The result of McGraw's Steinbeck-Guthrie musings is a suite called "Rambling Shoe" and a limited-edition book, "Hard Traveling." They blend the literary sources with the artist's own life and memories of his granddad in hard times, resulting in such images as "The Mocking of the Okie--After Giotto."
McGraw collaborates with contemporary poets. He and Pulitzer Prize winner W.D. Snodgrass have a long friendship that has brought forth such works as "The Death of Cock Robin." Poet and artist share a fey surface with dark undertones, so there are nice cross-disciplinary harmonics.
At UC San Diego, McGraw hooked up with writer and English professor Bart Thurber on a fizzled project to turn "Frankenstein" into an opera. One resulting image depicts Shelley as an angel holding Blake's face in her hands. He looks startled if not scared. The title is odd--"Mary Touches William Blake Without Sensuality."
McGraw's admiration for Blake produced a tour de force wall-size picture that seems related. The gold-ground composition shows a flying angel placed ambiguously between a delicate maiden and a strapping red-headed boar (pun surely intended). The title, "Interruption," seems to explain the action.

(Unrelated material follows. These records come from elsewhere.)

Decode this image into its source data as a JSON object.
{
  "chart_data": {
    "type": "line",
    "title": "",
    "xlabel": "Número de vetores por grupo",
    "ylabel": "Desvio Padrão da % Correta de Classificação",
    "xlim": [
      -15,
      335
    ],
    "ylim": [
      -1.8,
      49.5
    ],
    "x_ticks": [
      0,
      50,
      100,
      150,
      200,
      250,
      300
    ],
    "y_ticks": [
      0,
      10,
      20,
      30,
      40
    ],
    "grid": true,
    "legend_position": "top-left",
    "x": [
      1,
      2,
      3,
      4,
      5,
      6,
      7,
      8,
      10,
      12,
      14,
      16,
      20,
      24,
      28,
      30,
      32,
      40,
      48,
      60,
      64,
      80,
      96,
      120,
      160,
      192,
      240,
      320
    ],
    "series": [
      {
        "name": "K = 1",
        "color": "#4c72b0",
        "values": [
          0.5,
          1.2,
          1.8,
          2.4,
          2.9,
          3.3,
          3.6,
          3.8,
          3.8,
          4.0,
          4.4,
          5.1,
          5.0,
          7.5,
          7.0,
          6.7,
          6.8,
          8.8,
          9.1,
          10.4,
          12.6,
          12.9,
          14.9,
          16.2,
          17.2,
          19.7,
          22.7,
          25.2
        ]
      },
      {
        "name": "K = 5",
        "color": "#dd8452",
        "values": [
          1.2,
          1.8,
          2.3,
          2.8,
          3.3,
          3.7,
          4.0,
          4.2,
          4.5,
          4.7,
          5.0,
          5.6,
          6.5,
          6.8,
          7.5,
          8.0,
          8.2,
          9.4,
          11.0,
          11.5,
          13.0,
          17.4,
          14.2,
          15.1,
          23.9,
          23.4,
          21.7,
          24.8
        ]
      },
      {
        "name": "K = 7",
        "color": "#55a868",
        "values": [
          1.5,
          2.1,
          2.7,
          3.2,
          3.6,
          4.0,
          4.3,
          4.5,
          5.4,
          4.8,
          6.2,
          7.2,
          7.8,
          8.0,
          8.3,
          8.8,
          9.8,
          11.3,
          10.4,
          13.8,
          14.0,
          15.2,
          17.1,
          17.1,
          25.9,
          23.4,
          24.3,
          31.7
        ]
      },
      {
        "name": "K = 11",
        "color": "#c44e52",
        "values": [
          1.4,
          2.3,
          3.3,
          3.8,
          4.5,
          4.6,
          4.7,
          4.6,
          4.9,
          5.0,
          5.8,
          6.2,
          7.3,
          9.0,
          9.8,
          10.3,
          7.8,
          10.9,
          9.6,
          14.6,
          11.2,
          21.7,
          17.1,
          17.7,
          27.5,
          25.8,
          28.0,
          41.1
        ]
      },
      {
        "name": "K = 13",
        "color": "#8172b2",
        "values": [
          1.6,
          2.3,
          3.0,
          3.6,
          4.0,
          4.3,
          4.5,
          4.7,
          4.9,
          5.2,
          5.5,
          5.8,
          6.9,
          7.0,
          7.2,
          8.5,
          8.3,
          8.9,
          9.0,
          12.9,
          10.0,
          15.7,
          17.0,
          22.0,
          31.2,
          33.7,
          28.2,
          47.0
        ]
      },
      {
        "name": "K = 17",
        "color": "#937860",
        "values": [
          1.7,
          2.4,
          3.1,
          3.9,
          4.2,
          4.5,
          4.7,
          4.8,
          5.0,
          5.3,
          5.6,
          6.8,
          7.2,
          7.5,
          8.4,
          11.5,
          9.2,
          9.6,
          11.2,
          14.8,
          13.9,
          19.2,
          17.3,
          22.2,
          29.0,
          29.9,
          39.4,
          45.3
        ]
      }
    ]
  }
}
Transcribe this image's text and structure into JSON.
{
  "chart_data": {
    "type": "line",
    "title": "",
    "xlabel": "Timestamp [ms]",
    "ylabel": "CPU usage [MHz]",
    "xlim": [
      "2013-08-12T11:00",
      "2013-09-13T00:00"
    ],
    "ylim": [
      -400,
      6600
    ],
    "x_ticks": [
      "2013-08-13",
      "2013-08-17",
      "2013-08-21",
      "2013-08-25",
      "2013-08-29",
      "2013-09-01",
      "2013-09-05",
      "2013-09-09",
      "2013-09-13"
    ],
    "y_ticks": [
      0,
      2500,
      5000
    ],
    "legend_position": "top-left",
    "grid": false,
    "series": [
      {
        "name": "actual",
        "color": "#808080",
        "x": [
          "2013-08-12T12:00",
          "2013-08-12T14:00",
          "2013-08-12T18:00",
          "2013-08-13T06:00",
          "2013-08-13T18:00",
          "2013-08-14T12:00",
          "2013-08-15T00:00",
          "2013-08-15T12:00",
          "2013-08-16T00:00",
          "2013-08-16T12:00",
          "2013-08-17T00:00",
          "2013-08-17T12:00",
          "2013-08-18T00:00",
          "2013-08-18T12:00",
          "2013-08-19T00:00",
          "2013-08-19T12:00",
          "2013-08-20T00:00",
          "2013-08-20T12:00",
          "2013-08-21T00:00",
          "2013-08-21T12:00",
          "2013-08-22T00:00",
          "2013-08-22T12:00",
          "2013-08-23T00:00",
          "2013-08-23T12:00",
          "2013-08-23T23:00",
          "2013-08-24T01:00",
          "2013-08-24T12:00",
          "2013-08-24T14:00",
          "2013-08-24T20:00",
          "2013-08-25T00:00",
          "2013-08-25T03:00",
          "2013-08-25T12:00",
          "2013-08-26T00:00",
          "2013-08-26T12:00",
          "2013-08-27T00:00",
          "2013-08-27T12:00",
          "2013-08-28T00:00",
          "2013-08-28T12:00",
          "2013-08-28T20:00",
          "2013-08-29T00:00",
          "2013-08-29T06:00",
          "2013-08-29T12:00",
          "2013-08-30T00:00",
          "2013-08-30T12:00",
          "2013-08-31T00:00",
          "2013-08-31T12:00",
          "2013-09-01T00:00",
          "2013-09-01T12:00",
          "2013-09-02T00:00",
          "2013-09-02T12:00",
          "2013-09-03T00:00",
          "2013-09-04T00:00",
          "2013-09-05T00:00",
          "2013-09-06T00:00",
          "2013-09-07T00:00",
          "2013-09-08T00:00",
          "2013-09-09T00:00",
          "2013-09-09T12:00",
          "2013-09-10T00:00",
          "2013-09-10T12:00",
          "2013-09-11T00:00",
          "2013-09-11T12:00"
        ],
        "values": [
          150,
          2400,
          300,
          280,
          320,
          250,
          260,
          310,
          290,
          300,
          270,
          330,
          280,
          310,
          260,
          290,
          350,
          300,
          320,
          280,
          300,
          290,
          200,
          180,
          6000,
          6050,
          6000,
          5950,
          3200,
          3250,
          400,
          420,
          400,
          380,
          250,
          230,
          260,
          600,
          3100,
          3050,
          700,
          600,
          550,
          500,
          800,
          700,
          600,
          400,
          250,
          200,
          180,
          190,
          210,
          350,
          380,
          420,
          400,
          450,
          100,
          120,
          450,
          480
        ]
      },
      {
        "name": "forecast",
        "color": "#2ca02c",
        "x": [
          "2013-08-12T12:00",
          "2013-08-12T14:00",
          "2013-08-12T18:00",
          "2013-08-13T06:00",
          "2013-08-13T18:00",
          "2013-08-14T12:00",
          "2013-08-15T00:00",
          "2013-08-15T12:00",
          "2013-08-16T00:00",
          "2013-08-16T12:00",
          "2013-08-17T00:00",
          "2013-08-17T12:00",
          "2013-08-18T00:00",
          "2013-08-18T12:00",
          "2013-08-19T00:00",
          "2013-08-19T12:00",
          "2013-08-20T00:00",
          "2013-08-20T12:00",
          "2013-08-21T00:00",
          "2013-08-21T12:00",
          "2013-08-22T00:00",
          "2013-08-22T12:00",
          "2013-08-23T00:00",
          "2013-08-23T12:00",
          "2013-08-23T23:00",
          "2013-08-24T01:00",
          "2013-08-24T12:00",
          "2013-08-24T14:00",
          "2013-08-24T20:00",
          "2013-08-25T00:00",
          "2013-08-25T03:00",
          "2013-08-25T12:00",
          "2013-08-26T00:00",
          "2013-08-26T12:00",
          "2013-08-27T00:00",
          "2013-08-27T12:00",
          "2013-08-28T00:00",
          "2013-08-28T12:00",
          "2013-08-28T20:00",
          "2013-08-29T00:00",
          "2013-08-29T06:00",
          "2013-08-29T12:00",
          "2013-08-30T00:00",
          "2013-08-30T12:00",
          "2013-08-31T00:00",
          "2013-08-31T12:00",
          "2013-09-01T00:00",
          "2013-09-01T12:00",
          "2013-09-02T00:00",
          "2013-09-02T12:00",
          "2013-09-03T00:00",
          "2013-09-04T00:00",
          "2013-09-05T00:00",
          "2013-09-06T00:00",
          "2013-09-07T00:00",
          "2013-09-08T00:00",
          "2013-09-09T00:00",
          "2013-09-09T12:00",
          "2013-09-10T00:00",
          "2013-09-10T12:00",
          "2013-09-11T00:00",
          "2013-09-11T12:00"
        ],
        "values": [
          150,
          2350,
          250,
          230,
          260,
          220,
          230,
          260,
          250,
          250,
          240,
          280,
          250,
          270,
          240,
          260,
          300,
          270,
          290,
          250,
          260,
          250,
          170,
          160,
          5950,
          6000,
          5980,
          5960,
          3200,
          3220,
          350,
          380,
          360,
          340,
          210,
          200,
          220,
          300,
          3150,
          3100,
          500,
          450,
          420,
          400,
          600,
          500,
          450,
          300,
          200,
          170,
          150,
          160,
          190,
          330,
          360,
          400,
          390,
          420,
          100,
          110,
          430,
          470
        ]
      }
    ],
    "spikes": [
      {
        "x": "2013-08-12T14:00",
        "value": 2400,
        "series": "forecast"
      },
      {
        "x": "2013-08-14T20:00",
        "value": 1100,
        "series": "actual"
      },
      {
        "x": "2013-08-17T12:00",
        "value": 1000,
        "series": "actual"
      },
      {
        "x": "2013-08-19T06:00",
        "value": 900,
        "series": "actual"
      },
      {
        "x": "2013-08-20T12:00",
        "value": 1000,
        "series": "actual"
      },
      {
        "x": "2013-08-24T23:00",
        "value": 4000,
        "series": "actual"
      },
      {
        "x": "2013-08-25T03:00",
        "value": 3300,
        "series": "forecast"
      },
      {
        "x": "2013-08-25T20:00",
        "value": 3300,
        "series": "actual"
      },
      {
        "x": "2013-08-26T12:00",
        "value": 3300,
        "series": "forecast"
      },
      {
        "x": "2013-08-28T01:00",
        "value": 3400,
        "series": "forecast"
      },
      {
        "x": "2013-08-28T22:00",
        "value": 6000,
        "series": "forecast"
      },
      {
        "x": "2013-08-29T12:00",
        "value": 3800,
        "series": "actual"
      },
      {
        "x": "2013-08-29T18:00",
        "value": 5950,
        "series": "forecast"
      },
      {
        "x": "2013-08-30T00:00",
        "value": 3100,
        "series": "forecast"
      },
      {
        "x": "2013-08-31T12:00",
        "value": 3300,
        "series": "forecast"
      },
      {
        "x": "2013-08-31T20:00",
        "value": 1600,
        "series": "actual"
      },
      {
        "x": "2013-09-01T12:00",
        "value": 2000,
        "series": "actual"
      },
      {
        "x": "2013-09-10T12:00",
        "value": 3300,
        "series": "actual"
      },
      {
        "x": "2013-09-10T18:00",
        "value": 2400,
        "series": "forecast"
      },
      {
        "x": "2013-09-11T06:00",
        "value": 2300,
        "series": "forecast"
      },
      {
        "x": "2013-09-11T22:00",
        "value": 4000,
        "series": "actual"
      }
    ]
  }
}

It also acts as a reminder that McGraw's art rarely expresses passion. Exceptions go unconsummated.
At the same time, virtually every work is about confrontation. Figures of adults and children, angels and monsters, clowns and saints face one another, rarely touching, as if frozen. McGraw's people are weightless and without substance. An art that clings to childhood purity bespeaks something missed and is poignant.
An exhibition about the love of literature deserves a well-written catalog. This one is smart, affectionate, funny and devoid of artspeak. It includes contributions by the curator, McGraw's collaborators, America's poet laureate Robert Pinsky and writer Garrett White, as well as critics Robert L. Pincus of the San Diego Union-Tribune and Leah Ollman, who writes art reviews for The Times.